Parlement & pass vaccinal : le cas Nabila Mounib
La députée PSU est toujours interdite d’accès au Parlement faute de pass vaccinal valide, au moment où le Maroc a renoué avec une vie normale et que ce pass n’est plus exigé pour accéder aux espaces privés et mêmes aux institutions les plus officielles.
Après son élection à la Chambre des Représentants, la secrétaire générale du PSU n’a pu assister qu’à trois séances parlementaires : l’ouverture du Parlement, la présentation de la déclaration gouvernementale et la séance de vote de cette dernière. Depuis, elle est interdite d’accès à l’hémicycle faute de pass vaccinal. Une décision prise par le bureau de la première chambre dans un contexte où l’épidémie était en forte évolution, où les autorités étaient mobilisées pour freiner sa propagation et encourager le maximum de personnes à effectuer la troisième dose.
Dans un contexte où le pass vaccinal était imposé à tous pour accéder aux cafés, aux restaurants, aux administrations, aux ministères, aux tribunaux… l’interdiction d’accès de Nabila Mounib pouvait avoir du sens. Mais le contexte a bien évolué depuis. Aujourd’hui, l’épidémie du Covid est presque derrière nous comme le montrent les chiffres officiels du nombre de cas quotidiens et de décès. Le Maroc a renoué avec la vie normale, et la présentation d'un pass vaccinal n'est plus exigée.
Cafés, restaurants, casinos, administrations, préfectures et commissariats de polices, ministères, tribunaux... Les Marocains accèdent à tous les lieux sans devoir présenter quoi que ce soit, sauf Nabila Mounib au Parlement. Un cas unique au Maroc, mais aussi dans le monde, si l’on en croit la première concernée, qui parle d’une « grande aberration ».
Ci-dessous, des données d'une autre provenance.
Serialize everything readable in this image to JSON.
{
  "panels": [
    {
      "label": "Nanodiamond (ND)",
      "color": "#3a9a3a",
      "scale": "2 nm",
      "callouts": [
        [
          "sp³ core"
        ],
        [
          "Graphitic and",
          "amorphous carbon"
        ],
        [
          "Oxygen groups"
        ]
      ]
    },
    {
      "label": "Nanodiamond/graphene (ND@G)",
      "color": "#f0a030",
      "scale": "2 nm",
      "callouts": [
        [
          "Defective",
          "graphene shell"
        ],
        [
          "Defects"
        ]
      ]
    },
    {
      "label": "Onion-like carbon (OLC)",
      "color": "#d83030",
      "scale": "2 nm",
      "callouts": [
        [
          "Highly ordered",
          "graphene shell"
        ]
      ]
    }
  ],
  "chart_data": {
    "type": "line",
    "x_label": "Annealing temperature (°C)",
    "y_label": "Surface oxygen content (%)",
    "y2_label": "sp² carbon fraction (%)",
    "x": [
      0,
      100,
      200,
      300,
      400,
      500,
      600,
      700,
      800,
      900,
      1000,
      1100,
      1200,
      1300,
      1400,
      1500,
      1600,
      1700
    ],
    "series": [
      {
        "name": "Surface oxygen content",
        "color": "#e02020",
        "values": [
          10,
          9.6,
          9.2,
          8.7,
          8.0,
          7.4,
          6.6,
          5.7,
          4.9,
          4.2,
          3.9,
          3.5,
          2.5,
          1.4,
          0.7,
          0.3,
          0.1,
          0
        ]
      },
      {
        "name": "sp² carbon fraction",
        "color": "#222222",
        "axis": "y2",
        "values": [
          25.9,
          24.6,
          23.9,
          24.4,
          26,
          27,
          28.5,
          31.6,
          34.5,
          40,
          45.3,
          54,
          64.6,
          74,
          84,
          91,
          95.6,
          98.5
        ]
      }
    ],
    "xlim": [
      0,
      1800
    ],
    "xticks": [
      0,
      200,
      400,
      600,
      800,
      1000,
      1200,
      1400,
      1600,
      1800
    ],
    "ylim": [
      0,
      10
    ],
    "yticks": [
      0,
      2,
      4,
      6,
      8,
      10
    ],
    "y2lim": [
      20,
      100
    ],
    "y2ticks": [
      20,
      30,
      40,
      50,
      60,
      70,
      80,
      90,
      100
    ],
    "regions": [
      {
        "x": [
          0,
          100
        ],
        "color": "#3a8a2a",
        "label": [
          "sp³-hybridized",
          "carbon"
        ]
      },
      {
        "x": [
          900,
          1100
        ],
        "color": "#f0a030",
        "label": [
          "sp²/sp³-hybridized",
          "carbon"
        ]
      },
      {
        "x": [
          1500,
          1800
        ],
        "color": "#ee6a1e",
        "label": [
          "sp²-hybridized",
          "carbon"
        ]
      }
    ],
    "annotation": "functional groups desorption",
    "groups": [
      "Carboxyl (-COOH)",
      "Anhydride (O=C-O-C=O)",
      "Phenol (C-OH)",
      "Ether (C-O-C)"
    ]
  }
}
Les tentatives du PSU pour faire tomber cette décision
« Au vu de l’évolution de la pandémie et du comportement des autorités, cette interdiction n’a plus aucun sens. Nous avons essayé à plusieurs reprises de la lever, mais sans résultat pour l’instant », nous confie la députée PSU.
Nabila Mounib nous raconte que depuis l’assouplissement des restrictions sanitaires dans le pays et le retour à la vie normale, son parti a saisi officiellement le président de la première chambre par écrit pour lui demander de revoir cette exigence de présenter un pass vaccinal valide pour qu’un élu puisse accéder à l’enceinte du Parlement et exercer ses missions.
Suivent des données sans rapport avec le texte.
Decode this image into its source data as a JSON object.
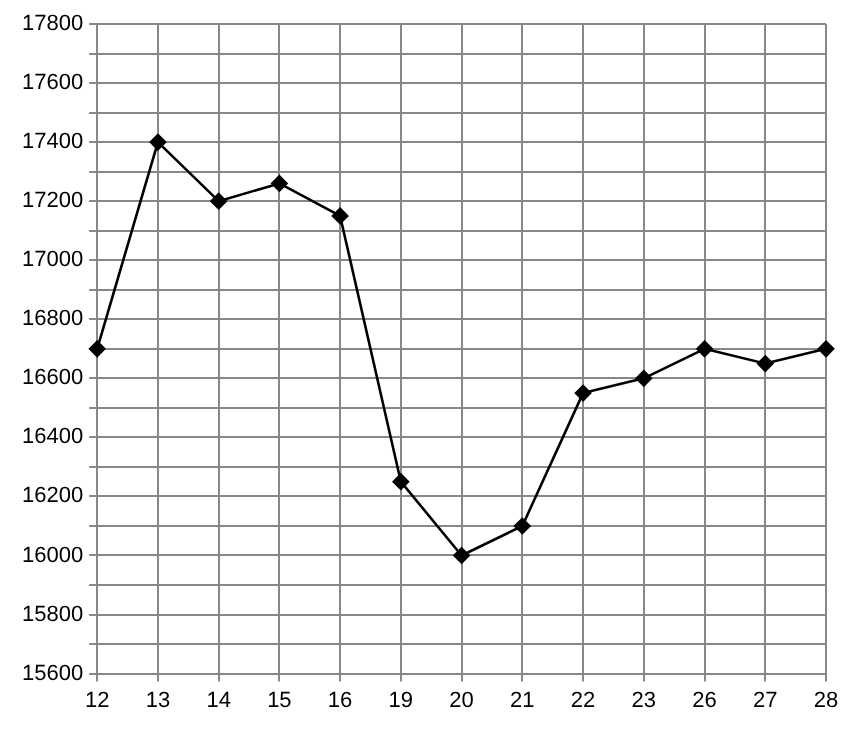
{
  "chart_data": {
    "type": "line",
    "categories": [
      "12",
      "13",
      "14",
      "15",
      "16",
      "19",
      "20",
      "21",
      "22",
      "23",
      "26",
      "27",
      "28"
    ],
    "series": [
      {
        "color": "#000000",
        "values": [
          16700,
          17400,
          17200,
          17260,
          17150,
          16250,
          16000,
          16100,
          16550,
          16600,
          16700,
          16650,
          16700
        ]
      }
    ],
    "ylim": [
      15600,
      17800
    ],
    "yticks": [
      15600,
      {
        "value": 15700,
        "label": null
      },
      15800,
      {
        "value": 15900,
        "label": null
      },
      16000,
      {
        "value": 16100,
        "label": null
      },
      16200,
      {
        "value": 16300,
        "label": null
      },
      16400,
      {
        "value": 16500,
        "label": null
      },
      16600,
      {
        "value": 16700,
        "label": null
      },
      16800,
      {
        "value": 16900,
        "label": null
      },
      17000,
      {
        "value": 17100,
        "label": null
      },
      17200,
      {
        "value": 17300,
        "label": null
      },
      17400,
      {
        "value": 17500,
        "label": null
      },
      17600,
      {
        "value": 17700,
        "label": null
      },
      17800
    ],
    "grid": true,
    "legend": false,
    "marker": "diamond",
    "line_style": "solid"
  }
}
Le PSU a envoyé également une délégation de cinq membres de son bureau politique pour s’entretenir à ce sujet avec Rachid Talbi Alami, le président de la Chambre des représentants. Le parti a même saisi par écrit le chef du gouvernement Aziz Akhannouch, mais « sans réponse », nous apprend Nabila Mounib.
« Nous attendons toujours la réponse du chef du gouvernement. Quand au président de la première chambre, il nous a signifié que la décision n’incombait pas à sa personne, mais qu’il fallait que le bureau de la première chambre revoie sa position », nous confie la députée PSU, qui dit ne pas comprendre cet acharnement à l’exclure du Parlement sous un motif qui n’est plus valable.
« Est-ce qu’on veut me faire taire ? Je ne sais pas. Ce que je sais, c’est que nous ne faisons pas l’opposition pour l’opposition. Nous sommes dans un esprit constructif et militons pour le renforcement du rôle des institutions et de la démocratie. Les gens qui ont pris cette décision, et qui continuent de l’appliquer malgré les changements que connaît le pays, ne savent peut-être pas l’ampleur du signal qu’ils envoient au peuple et au monde », s’alarme Nabila Mounib.
Si on ne la voit pas dans les séances parlementaires ni dans les travaux de la commission des affaires étrangères dont elle est membre, Nabila Mounib nous confie qu’elle tient malgré tout à rester en contact avec ses électeurs et le « peuple de gauche », et qu'elle continue à remplir sa mission de députée.
« Je travaille avec les outils qui sont à ma disposition, comme les questions écrites. Mais je fais également des podcasts hebdomadaires pour rester en contact avec les gens. J’en suis à mon 14e podcast. Et dans quelques jours, je vais commencer une tournée dans tout le territoire national, en commençant par Casablanca pour aller à l’écoute du peuple », nous indique-t-elle.